The Indicator: A Responsabilidade da Beleza

Em seu livro de 2008, The Architecture of Happiness, Alain de Botton argumenta que a arquitetura tem um poder extraordinário quando se trata de influenciar quem somos. Ao dar forma a nossos espaços de vida, ela liga-se à nossa existência emocional. Eu gostaria de ir um pouco mais longe e dizer que como nós residimos na arquitetura, ela reside em nós, colocando-nos nos mundos físico e psicológico.

Mas isso não é de nenhuma forma um argumento novo. Assim como Botton explica em sua recente coleção de ensaios, Religion for Atheists, católicos e protestantes vêm elaborando sobre esse tema por séculos. O mundo ao nosso redor tem um impacto profundo em como pensamos, sentimos e percebemos. Sem essa lógica subjacente não poderia existir arquitetura.

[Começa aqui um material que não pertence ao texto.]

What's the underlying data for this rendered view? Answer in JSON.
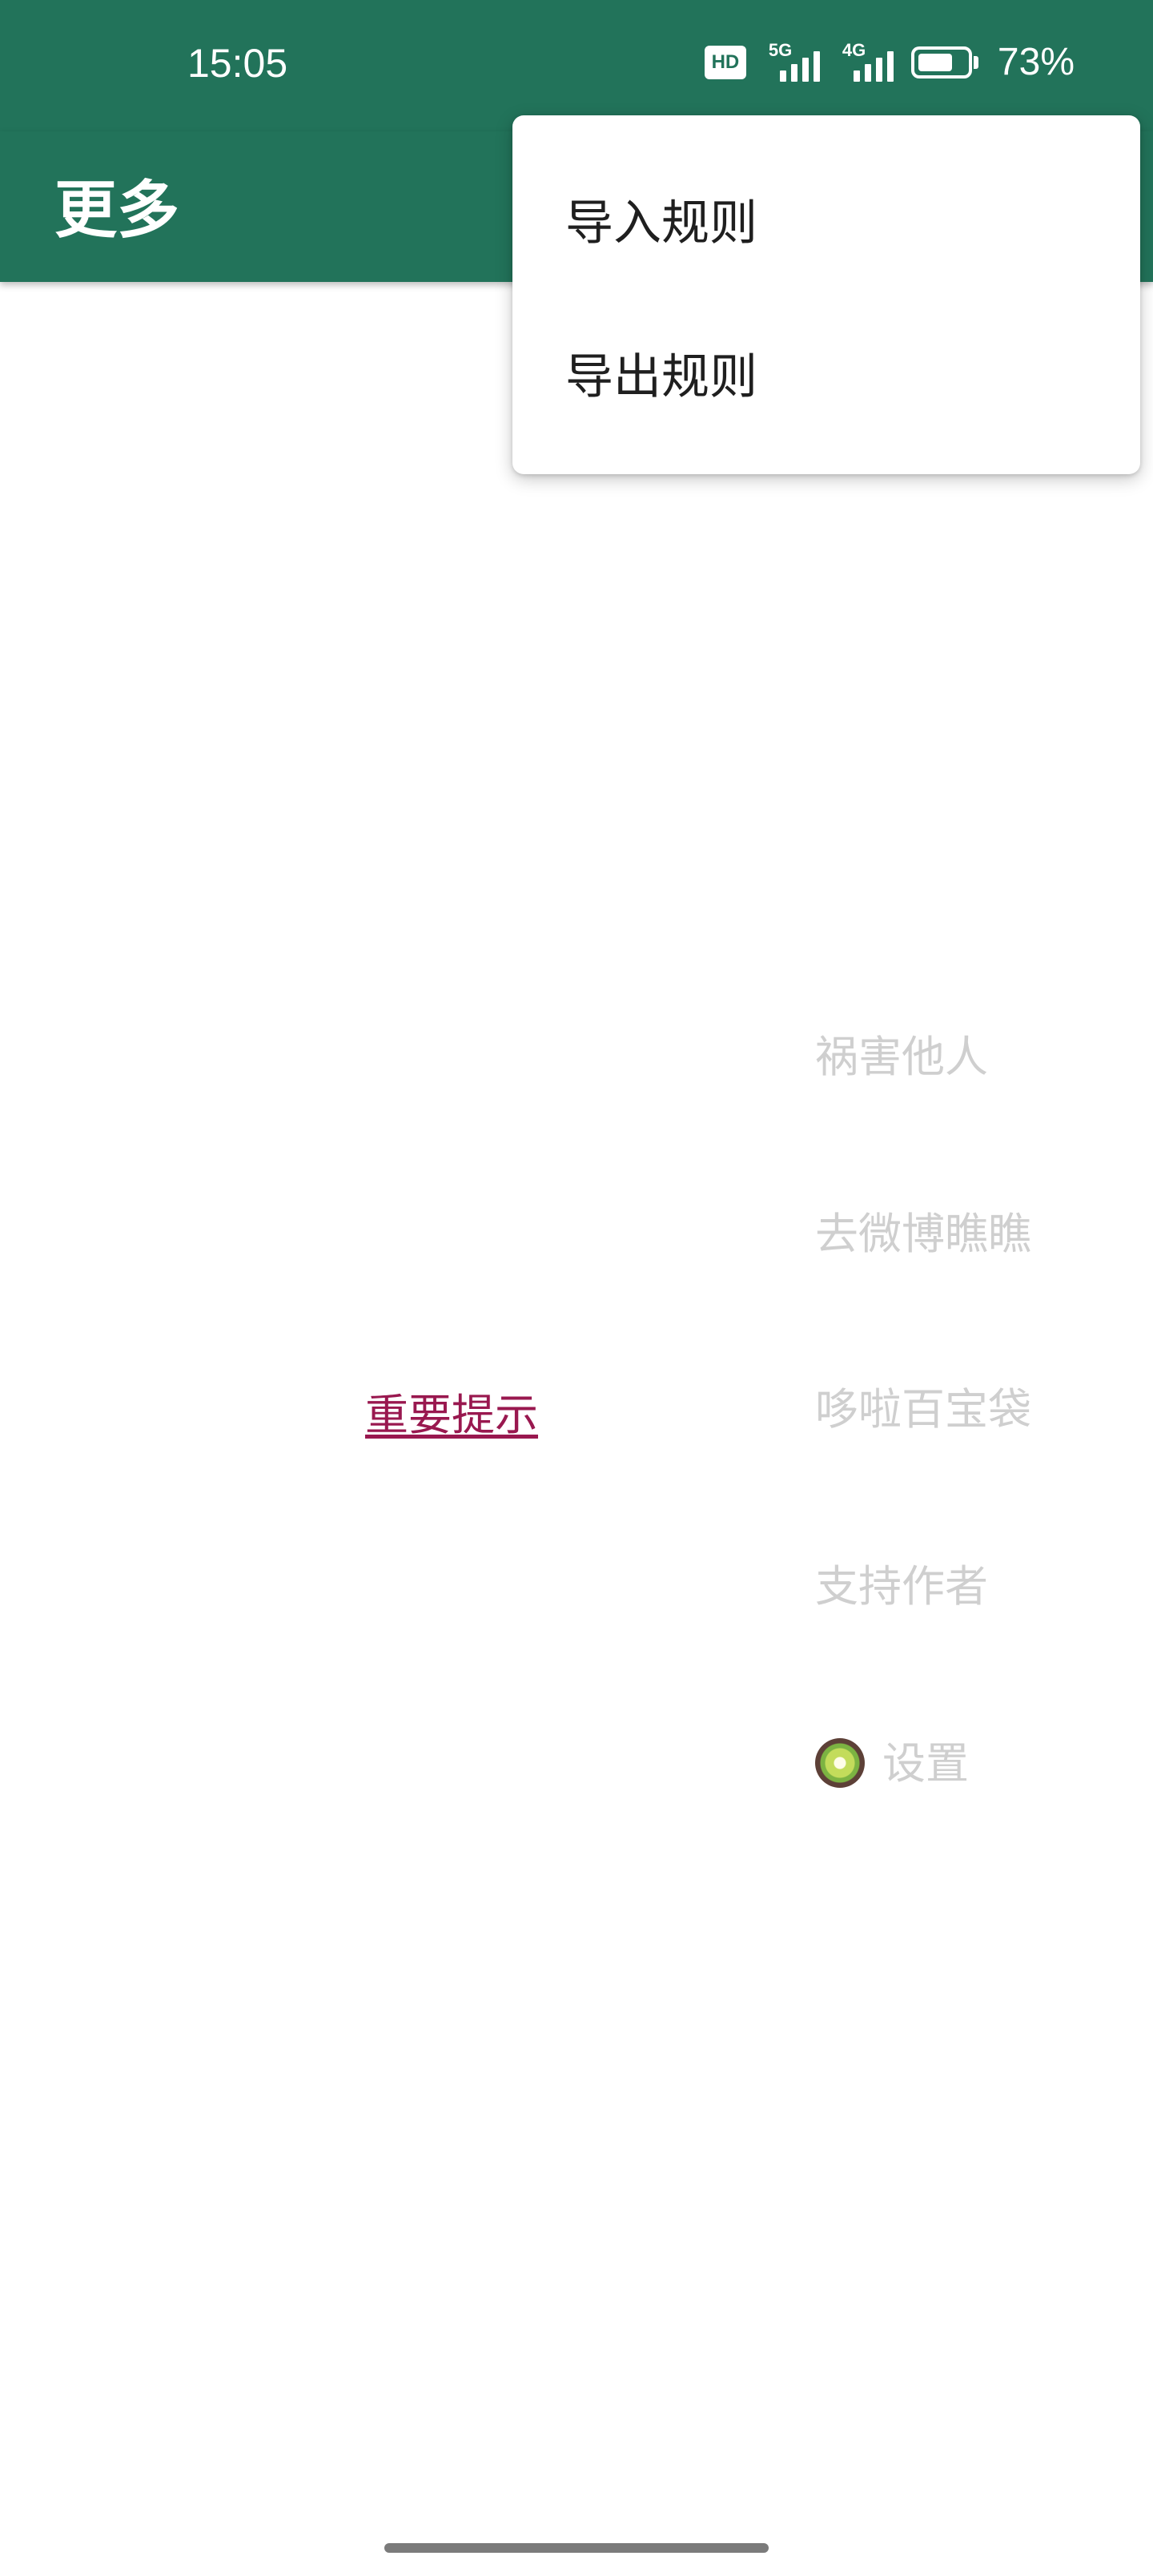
{
  "status_bar": {
    "time": "15:05",
    "hd_label": "HD",
    "sim1_network": "5G",
    "sim2_network": "4G",
    "battery_percent": "73%",
    "battery_level": 0.73
  },
  "app_bar": {
    "title": "更多",
    "background_color": "#22735A"
  },
  "menu": {
    "items": [
      {
        "label": "导入规则"
      },
      {
        "label": "导出规则"
      }
    ]
  },
  "main": {
    "side_items": [
      {
        "label": "祸害他人"
      },
      {
        "label": "去微博瞧瞧"
      },
      {
        "label": "哆啦百宝袋"
      },
      {
        "label": "支持作者"
      },
      {
        "label": "设置",
        "icon": "kiwi-icon"
      }
    ],
    "important_link": "重要提示",
    "important_link_color": "#99184F"
  }
}
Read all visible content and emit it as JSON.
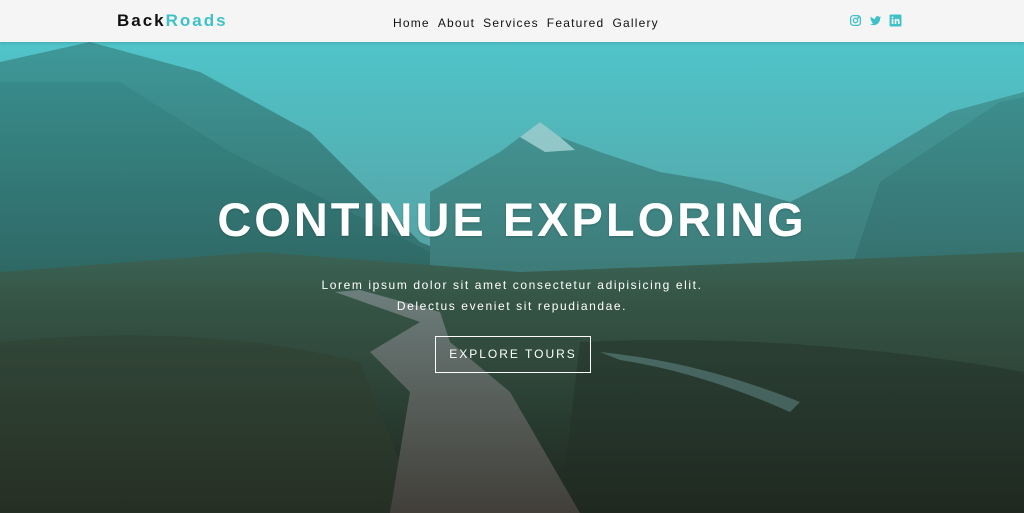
{
  "colors": {
    "accent": "#3ec1c8",
    "navbar_bg": "#f5f5f5",
    "text_dark": "#111111",
    "hero_text": "#ffffff"
  },
  "navbar": {
    "logo_part1": "Back",
    "logo_part2": "Roads",
    "links": [
      "Home",
      "About",
      "Services",
      "Featured",
      "Gallery"
    ],
    "social_icons": [
      "instagram-icon",
      "twitter-icon",
      "linkedin-icon"
    ]
  },
  "hero": {
    "title": "CONTINUE EXPLORING",
    "text_line1": "Lorem ipsum dolor sit amet consectetur adipisicing elit.",
    "text_line2": "Delectus eveniet sit repudiandae.",
    "button_label": "EXPLORE TOURS"
  }
}
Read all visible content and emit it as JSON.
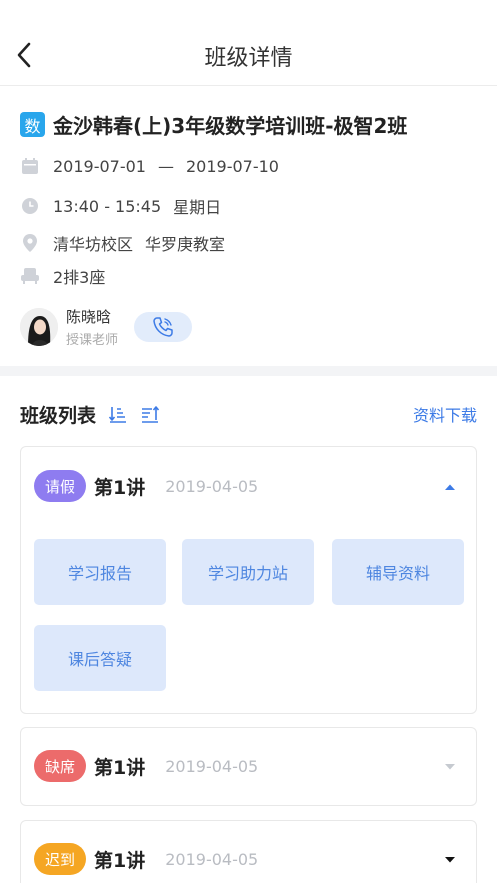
{
  "header": {
    "title": "班级详情"
  },
  "class_info": {
    "badge": "数",
    "name": "金沙韩春(上)3年级数学培训班-极智2班",
    "date_start": "2019-07-01",
    "date_sep": "—",
    "date_end": "2019-07-10",
    "time": "13:40 - 15:45",
    "weekday": "星期日",
    "campus": "清华坊校区",
    "classroom": "华罗庚教室",
    "seat": "2排3座"
  },
  "teacher": {
    "name": "陈晓晗",
    "role": "授课老师"
  },
  "list": {
    "title": "班级列表",
    "download": "资料下载"
  },
  "lessons": [
    {
      "tag": "请假",
      "tag_color": "#8e7cf0",
      "title": "第1讲",
      "date": "2019-04-05",
      "expanded": true,
      "actions": [
        "学习报告",
        "学习助力站",
        "辅导资料",
        "课后答疑"
      ]
    },
    {
      "tag": "缺席",
      "tag_color": "#ec6b6b",
      "title": "第1讲",
      "date": "2019-04-05",
      "expanded": false
    },
    {
      "tag": "迟到",
      "tag_color": "#f5a623",
      "title": "第1讲",
      "date": "2019-04-05",
      "expanded": false
    }
  ],
  "colors": {
    "accent": "#3d7be6",
    "badge": "#29a6ec"
  }
}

“Ao defender a importância da arquitetura, Catolicismo estava provando um ponto, meio tocante, meio alarmante, sobre a forma como funcionamos”, argumenta Botton. “Estava sugerindo que nós sofremos de uma maior sensibilidade ao que está em torno de nós, que nós notaremos e seremos afetados por tudo que nossos olhos vejam, uma vulnerabilidade que o Protestantismo tem, frequentemente, preferido permanecer cega ou indiferente”.

O arquiteto britânico Augustus Pugin (1812-1852) em seu trabalho em 1836, Contrasts, demonstra através de ilustrações como a cidade protestante, imprudentemente construída sobre uma mais antiga, uma cidade católica mais devota, sinalizou a degradação moral da sociedade.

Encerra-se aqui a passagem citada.